In the television series Smallville, the show expands on the concept of the substance being harmful to humans. On the show, not only is Green Kryptonite (referred to in the series as "meteor rock") harmful to Clark Kent, but it can produce bizarre changes in humans and animals, typically turning them into powerful mutant menaces, commonly known by the denizens of Smallville as "Meteor Freaks," that Clark must oppose. These changes seem to be linked to the condition in which the subject was exposed to kryptonite. Groups of people have been shown to acquire the same powers from Kryptonite by exposing themselves to it in the same manner.

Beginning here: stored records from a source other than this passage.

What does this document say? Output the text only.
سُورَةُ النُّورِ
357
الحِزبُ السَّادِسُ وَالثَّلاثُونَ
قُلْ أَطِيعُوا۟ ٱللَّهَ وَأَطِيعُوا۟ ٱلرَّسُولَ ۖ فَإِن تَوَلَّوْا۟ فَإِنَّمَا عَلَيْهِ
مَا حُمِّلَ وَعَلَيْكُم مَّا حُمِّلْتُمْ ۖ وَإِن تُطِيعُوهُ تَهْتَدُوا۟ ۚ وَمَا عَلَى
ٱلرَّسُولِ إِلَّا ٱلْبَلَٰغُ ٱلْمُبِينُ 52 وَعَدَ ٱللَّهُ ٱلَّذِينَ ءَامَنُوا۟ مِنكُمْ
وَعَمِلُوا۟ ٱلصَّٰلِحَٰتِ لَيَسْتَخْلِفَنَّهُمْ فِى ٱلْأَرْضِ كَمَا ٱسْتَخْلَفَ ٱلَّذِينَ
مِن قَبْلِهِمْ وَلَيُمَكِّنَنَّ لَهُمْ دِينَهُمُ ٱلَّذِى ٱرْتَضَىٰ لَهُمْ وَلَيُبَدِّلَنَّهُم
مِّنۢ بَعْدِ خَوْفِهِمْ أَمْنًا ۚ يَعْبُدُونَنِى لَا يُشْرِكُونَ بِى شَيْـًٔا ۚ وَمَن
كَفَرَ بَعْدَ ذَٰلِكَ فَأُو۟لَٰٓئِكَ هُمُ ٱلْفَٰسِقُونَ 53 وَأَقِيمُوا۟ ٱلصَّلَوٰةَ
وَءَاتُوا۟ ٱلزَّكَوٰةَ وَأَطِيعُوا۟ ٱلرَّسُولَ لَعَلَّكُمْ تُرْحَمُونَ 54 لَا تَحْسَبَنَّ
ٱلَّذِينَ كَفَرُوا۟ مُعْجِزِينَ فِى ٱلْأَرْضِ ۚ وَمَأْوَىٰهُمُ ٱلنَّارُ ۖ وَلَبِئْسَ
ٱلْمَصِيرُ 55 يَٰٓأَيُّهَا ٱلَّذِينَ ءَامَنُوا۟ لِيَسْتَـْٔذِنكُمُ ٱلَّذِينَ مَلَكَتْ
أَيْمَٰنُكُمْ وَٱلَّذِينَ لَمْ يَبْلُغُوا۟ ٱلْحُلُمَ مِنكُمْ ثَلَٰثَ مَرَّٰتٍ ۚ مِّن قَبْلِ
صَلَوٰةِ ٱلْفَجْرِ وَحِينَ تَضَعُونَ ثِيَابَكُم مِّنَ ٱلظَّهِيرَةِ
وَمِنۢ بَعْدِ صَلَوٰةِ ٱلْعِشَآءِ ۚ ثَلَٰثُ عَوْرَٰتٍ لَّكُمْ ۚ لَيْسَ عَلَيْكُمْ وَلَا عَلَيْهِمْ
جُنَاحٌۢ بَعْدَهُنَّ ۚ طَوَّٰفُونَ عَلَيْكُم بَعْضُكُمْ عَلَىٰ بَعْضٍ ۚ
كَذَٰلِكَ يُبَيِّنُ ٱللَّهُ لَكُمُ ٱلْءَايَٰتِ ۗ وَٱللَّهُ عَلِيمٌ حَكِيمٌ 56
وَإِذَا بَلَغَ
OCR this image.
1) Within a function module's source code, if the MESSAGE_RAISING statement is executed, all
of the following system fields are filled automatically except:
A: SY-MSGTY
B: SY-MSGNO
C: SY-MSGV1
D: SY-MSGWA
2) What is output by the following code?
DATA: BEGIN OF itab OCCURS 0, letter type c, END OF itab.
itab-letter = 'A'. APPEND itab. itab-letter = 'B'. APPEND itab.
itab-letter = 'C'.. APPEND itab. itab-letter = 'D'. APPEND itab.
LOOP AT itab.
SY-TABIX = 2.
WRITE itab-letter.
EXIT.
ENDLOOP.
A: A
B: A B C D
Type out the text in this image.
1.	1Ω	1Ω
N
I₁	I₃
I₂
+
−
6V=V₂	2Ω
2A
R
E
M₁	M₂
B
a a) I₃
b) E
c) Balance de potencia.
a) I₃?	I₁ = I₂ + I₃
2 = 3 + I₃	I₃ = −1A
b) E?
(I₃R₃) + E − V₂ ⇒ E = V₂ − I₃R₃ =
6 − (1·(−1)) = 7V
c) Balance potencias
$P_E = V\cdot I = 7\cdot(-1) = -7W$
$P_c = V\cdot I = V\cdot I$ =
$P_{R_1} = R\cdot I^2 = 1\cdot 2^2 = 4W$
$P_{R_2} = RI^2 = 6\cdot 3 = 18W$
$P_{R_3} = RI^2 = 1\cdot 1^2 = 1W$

Red Kryptonite has also been shown in Smallville. Its effect on Clark Kent is to rid him of all inhibitions, making him rebellious and potentially dangerous if exposed to it for too long. Also created for the series was "Black Kryptonite" (first appearing in the episode "Crusade"), which was able to separate certain entities from people, particularly humans' good and evil sides, as Lex Luthor experienced when he was split into "good" and "evil" selves by Black Kryptonite.

Size of Krypton?

Several sources have calculated the total mass of the planet Krypton based on the estimated mass of Kryptonite that fell to Earth, based on the assumption that the initial explosive distribution of pieces of Krypton was isotropic, and determinations of the mean distance between Krypton and Earth derived from certain passages in the Essene New Testament. The results are confusing at best, as the estimated mass of Krypton is 107 times the mass of our own sun, which would imply that the creation of a black hole would be inevitable, and the existence of corporeal life on the planet beforehand being highly questionable. Most comic depictions of Krypton's destruction have shown, however, that its core was in a highly unstable state, and the key to the planet's death.